НОВАЯ ЖИЗНЬ или обычный японский школьник (СИ) - Хонихоев Виталий
— Хотя, у меня рука заболела. Связку потянул наверное… — продолжаю я, глядя ему в глаза: — извини, наверное, сегодня не смогу… — я трясу перчаткой и морщусь, якобы от боли.
— Ну… раз у тебя травма, отложим это до тех пор, пока заживет — подхватывает Акихиро и в его глазах я вижу облегчение и благодарность. Едва-едва, но все же. Вот и хорошо.
— А что это господин чемпион к нам не подходит? — звучит ленивый голос. Я вздыхаю. Конечно, никто не имеет права игнорировать хищниц, это они игнорируют кого захотят.
— Наверное он зазнался — предполагает Кэзука: — вон какой важный стал. Лопнет сейчас.
— Извините меня — прикладываю руку все еще в перчатке к своему сердцу: — как я мог. Просто ваше великолепие затмило мне все и лишило рассудка. Как я мог так поступить и не подойти сперва к вам. Мне нет прощения.
— Ну… по крайней мере он вежлив — выносит вердикт Кэзука, оглядев меня с головы до ног. Хищницы — в первую очередь девушки и если вовремя встать в позу покорности и принести в жертву все необходимое — то и с ними можно сладить. Не всегда, по большей части лучше все-таки держаться подальше, но у меня такой опции уже нет.
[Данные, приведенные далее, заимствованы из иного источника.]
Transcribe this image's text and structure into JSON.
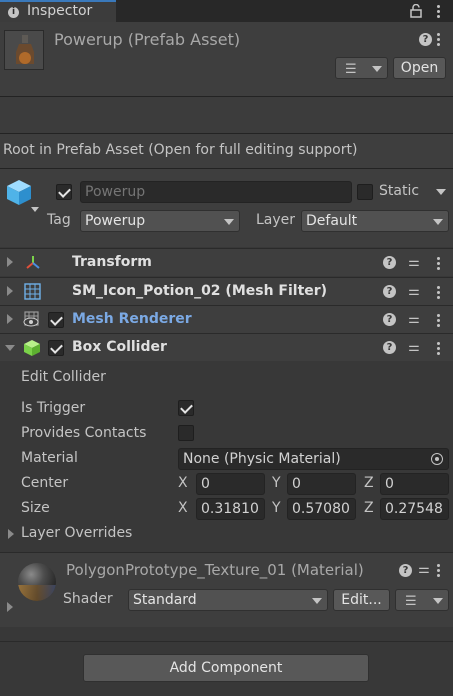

— Так ты наконец освободился, Кента-кун? — спрашивает Натсуми и всем своим видом показывает, что происходящее ее интересует постольку поскольку. То есть вообще не интересует. Она воспринимает весь этот спортзал, все эти поединки и разговоры — просто как досадную помеху. Помеху в чем? В том, чтобы мы с ней продолжили начатое? На секунду мне становится страшно. Потому что это с Акихиро все просто — дал в морду раз и делов. Вот с Натсуми все сложно… а мне так неохота усложнять мою и без того непростую жизнь. Дернул же черт меня за язык в свое время…
— Да, сейчас только переоденусь. — отвечаю я. Тем временем Акихиро и его друзья встают. Акихиро кивает мне, мол до встречи и они уходят. Я облегченно вздыхаю. Один кризис миновал, и я тут опасался не самого Аки и его боевых шакалов, а реакции Шизуки. Кидаю взгляд в ее сторону. Шизука сидит, сжав портфель в руках и ее глаза блестят. Слезы? Или она так радуется? Вот кого надо на сессию срочно тащить и бесов из нее изгонять срочно. Если есть желание жить долго.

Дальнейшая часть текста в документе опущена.